Director Mike Mills loosely based this story on his own mother, which is fitting considering that his previous film Beginners was inspired by his father. Because of this, he holds clear affection for these characters, and draws wonderful performances out of his cast. Annette Bening delivers nuanced and quietly emotional work as a mother trying to do the best she can for her son, while at the same time reconciling herself to where she is in her own life. Greta Gerwig shines in one of her best roles, and Elle Fanning does some of her most mature work yet, really coming into her own as an actor. Billy Crudup is also excellent, and Lucas Jade Zumann impresses in one of his first leading roles.
This is a true ensemble, and the film works because the characters all feel completely fleshed out and developed on their own terms. Jamie could certainly be seen as the through line, but the other characters aren’t only shown through his viewpoint. They all have their own hopes, dreams and fears, and their own personal back stories that are individually revealed through some beautifully done moments of voiceover. They all exist to support each other and help each other grow throughout the film, and it’s a delight to hang out with them for two hours.

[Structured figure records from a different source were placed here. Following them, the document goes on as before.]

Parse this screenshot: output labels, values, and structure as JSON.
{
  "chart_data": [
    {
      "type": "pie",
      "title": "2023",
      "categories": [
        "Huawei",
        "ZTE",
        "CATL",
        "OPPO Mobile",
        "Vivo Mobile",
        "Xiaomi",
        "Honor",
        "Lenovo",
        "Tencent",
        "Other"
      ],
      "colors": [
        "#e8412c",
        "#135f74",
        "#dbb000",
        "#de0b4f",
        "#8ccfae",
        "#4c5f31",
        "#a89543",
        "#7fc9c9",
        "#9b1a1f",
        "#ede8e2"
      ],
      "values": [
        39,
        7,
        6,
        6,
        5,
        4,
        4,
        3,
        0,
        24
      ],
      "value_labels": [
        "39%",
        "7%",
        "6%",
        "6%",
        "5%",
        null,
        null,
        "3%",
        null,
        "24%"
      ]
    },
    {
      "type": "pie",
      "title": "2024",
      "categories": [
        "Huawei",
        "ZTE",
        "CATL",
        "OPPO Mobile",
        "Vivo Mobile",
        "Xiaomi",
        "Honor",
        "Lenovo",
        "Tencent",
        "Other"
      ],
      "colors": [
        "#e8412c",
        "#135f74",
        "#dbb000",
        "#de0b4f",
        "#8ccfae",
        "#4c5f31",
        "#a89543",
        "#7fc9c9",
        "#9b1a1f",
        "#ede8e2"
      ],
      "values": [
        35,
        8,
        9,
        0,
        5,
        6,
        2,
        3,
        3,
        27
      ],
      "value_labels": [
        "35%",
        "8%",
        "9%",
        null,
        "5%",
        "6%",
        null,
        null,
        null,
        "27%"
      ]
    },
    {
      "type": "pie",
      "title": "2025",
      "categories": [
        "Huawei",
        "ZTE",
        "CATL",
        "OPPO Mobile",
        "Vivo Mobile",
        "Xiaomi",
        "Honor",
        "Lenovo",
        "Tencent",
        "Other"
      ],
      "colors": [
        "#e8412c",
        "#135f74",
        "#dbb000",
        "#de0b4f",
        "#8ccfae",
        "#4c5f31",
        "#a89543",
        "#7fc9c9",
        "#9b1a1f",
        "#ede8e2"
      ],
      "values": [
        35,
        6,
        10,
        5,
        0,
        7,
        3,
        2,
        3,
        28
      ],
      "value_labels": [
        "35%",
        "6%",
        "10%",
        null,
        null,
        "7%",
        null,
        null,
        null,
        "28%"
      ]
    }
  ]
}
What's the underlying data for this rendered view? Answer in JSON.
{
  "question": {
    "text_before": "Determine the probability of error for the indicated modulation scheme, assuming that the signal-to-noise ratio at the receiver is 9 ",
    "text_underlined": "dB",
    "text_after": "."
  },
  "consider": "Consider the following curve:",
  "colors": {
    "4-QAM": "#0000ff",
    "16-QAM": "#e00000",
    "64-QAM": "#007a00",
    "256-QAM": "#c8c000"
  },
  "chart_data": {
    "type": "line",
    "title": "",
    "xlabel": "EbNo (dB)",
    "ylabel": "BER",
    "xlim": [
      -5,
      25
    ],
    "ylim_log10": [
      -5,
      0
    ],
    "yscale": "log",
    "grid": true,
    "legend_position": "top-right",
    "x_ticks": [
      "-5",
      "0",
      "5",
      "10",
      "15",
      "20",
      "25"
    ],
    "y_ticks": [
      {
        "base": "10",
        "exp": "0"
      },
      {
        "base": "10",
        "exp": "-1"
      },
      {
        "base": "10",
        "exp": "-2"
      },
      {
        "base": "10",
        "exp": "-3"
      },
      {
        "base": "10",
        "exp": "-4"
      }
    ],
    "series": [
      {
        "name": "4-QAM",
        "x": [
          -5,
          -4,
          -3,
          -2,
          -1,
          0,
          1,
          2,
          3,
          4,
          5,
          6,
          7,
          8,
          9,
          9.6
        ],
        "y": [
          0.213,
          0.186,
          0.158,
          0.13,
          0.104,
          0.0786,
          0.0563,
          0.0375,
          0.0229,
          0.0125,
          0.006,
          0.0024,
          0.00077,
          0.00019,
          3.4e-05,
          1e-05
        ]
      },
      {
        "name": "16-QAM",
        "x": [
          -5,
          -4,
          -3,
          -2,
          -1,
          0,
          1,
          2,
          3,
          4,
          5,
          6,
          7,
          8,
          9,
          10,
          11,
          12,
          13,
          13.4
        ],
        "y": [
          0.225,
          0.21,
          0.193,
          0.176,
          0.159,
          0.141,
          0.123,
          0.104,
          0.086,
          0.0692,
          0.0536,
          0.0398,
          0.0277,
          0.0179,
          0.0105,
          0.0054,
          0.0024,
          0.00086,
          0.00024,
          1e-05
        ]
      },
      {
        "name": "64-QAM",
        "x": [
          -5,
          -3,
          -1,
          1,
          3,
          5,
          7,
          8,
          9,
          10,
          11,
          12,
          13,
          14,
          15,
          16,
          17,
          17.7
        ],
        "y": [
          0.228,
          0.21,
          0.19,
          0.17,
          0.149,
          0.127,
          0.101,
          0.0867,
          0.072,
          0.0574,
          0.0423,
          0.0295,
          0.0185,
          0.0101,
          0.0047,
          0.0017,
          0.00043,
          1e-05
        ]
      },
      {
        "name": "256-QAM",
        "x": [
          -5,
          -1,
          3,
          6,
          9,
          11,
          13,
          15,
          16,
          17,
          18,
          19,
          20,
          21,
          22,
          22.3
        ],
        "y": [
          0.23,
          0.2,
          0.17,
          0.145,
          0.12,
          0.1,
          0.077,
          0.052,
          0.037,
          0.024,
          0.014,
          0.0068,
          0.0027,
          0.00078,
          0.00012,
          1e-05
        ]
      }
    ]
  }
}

This is one of those films that I just really enjoyed spending time with. It’s filled with a multitude of warm and funny little moments, like a delightfully awkward dinner table conversation, and it ends on a moving and bittersweet note. Anchored by the lived in performances of its outstanding ensemble cast, 20th Century Women is a poignant and incredibly entertaining portrait of America in the 1970s, and an entirely wonderful story of a boy coming of age surrounded by strong women.